Die Bundesregierung hat ihre angekündigte Steuerreform auf den Weg gebracht.
Das Bundeskabinett hat sich in seiner Sitzung am 2.9. auf eine halbherzige Steuerreform mit einem Entlastungsvolumen von rund 10 Mrd. Euro verständigt. In der Diskussion war zuvor von Entlastungen von 20 bis 30 Mrd. Euro die Rede. Der CGB erachtet die vorgesehene Reform, die noch von Bundestag und Bundesrat beschlossen werden muss, als mutlos und unzureichend. Er kritisiert insbesondere, dass mit dem Einkommenssteuerreformgesetz kein vollständiger Abbau der kalten Progression verbunden ist. Wenn es nicht noch zu Nachbesserungen im Gesetzgebungsverfahren kommt, wäre das Kabinett Merz die erste Bundesregierung seit 2015, die keinen vollständigen Abbau der kalten Progression veranlasst hätte. Notwendig wäre nach Auffassung des CGB statt zeitverzögerter steuerlicher Entlastungen für die inflationsbedingten heimlichen Steuererhöhungen ein automatisches Ausgleichsverfahren, wie es auch der Staatssekretär beim BMWE seinem Kollegen vom BMF vorgeschlagen hatte.
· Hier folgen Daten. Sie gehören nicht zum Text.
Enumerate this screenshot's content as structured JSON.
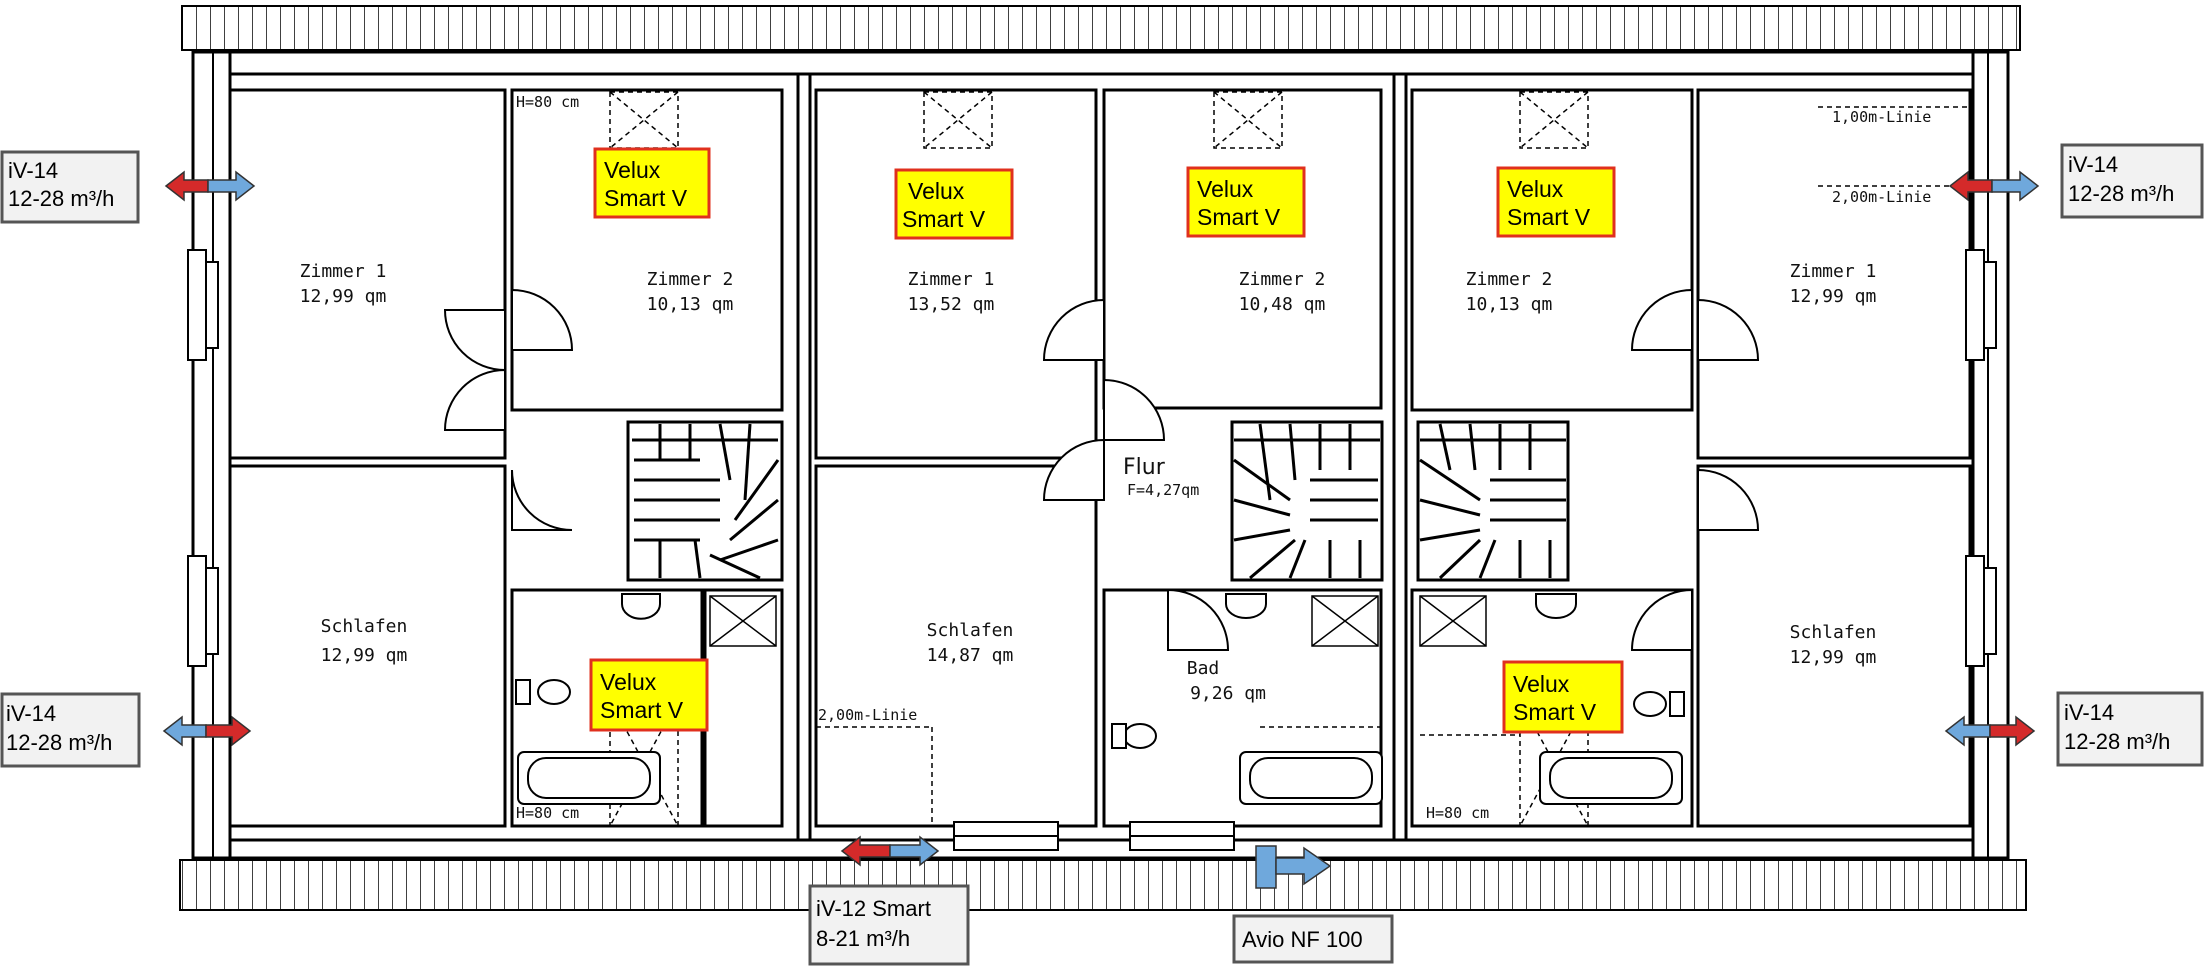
{
  "rooms": {
    "left_zimmer1": {
      "name": "Zimmer 1",
      "area": "12,99 qm"
    },
    "left_zimmer2": {
      "name": "Zimmer 2",
      "area": "10,13 qm"
    },
    "left_schlafen": {
      "name": "Schlafen",
      "area": "12,99 qm"
    },
    "mid_zimmer1": {
      "name": "Zimmer 1",
      "area": "13,52 qm"
    },
    "mid_zimmer2": {
      "name": "Zimmer 2",
      "area": "10,48 qm"
    },
    "mid_schlafen": {
      "name": "Schlafen",
      "area": "14,87 qm"
    },
    "mid_bad": {
      "name": "Bad",
      "area": "9,26 qm"
    },
    "mid_flur": {
      "name": "Flur",
      "area": "F=4,27qm"
    },
    "right_zimmer2": {
      "name": "Zimmer 2",
      "area": "10,13 qm"
    },
    "right_zimmer1": {
      "name": "Zimmer 1",
      "area": "12,99 qm"
    },
    "right_schlafen": {
      "name": "Schlafen",
      "area": "12,99 qm"
    }
  },
  "annotations": {
    "h80_top": "H=80 cm",
    "h80_bottom_left": "H=80 cm",
    "h80_bottom_right": "H=80 cm",
    "line_1m": "1,00m-Linie",
    "line_2m_right": "2,00m-Linie",
    "line_2m_mid": "2,00m-Linie"
  },
  "velux": {
    "line1": "Velux",
    "line2": "Smart V"
  },
  "devices": {
    "iv14": {
      "model": "iV-14",
      "flow": "12-28 m³/h"
    },
    "iv12": {
      "model": "iV-12 Smart",
      "flow": "8-21 m³/h"
    },
    "avio": {
      "model": "Avio NF 100"
    }
  },
  "colors": {
    "wall": "#000000",
    "velux_fill": "#ffff00",
    "velux_border": "#e0301e",
    "arrow_red": "#d42a2a",
    "arrow_blue": "#6fa8dc",
    "device_box_fill": "#f2f2f2",
    "device_box_border": "#555555"
  }
}
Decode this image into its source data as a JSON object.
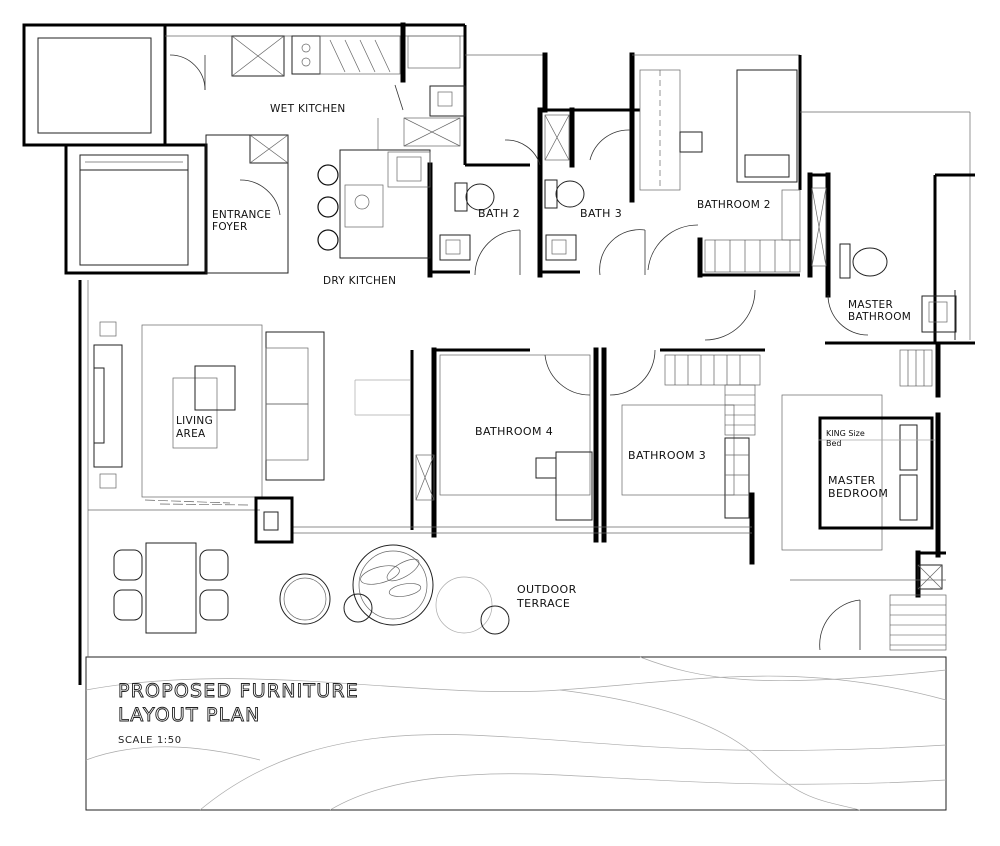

Die Steuerreform soll zum 1.1.2027 in Kraft treten und in zwei Schritten erfolgen und insbesondere kleinen und mittleren Einkommensbeziehern zugutekommen. Das Bundesfinanzministerium hat dazu Zahlen veröffentlicht, nach denen zum Beispiel eine berufstätige Familie mit zwei Kindern und einem zu versteuernden Gesamteinkommen von 60.000 Euro für 2028 gegenüber heute mit einer steuerlichen Entlastung von gut 600 Euro rechnen könnte. Die tatsächliche Netto-Entlastung wäre allerdings deutlich geringer. Darauf hat heute das DIW in seiner Konjunktur-Pressekonferenz hingewiesen, da insbesondere die Beitragssteigerungen in der gesetzlichen Sozialversicherung nebst weiteren Belastungen gegengerechnet werden müssten. Eine deutliche Steigerung des privaten Konsums, wie sie zur Ankurbelung der Konjunktur erforderlich sei, werde daher von der Steuerreform nicht ausgehen.
Dass sich die Koalitionäre nur auf ein steuerliches Entlastungsvolumen von 10 Mrd. Euro verständigen konnten, wird haushaltspolitisch mit der Notwendigkeit einer adäquaten Gegenfinanzierung begründet. Das DIW hätte hier durchaus noch Spielräume gesehen, zum Beispiel bei der Durchforstung von Subventionen und steuerlichen Privilegien. Der Präsident des DIW, Marcel Fratzscher, verwies in der Pressekonferenz weiter darauf, dass das Volumen an Erbschaften und Schenkungen in Deutschland jährlich bei rund 500 Mrd. Euro liegt. Das darauf entfallende Steueraufkommen jedoch nur bei 21,4 Mrd Euro lag. Obwohl es sich bereits um einen Höchstbetrag handelte, entsprach dieser lediglich einer Steuerbelastung von etwas mehr als 4 Prozent. Das hier noch Luft nach oben besteht, ist offensichtlich. Doch für den Gesetzgeber ist die Erbschaftssteuer ein heißes Eisen, von dem er lieber die Finger lässt. Gespannt wartet deshalb nicht nur der CGB auf zwei Entscheidungen des Bundesverfassungsgerichts, die am 12. und 13 Oktober zur Verhandlung anstehen und in denen es um die Steuervorteile für Erben von Betriebsvermögen sowie die Möglichkeit der Schaffung landesrechtlicher Regelungen bei der Erbschaftssteuer geht. Sollte das Gericht geltende Regelungen kippen, wäre der Gesetzgeber zum Handeln gezwungen.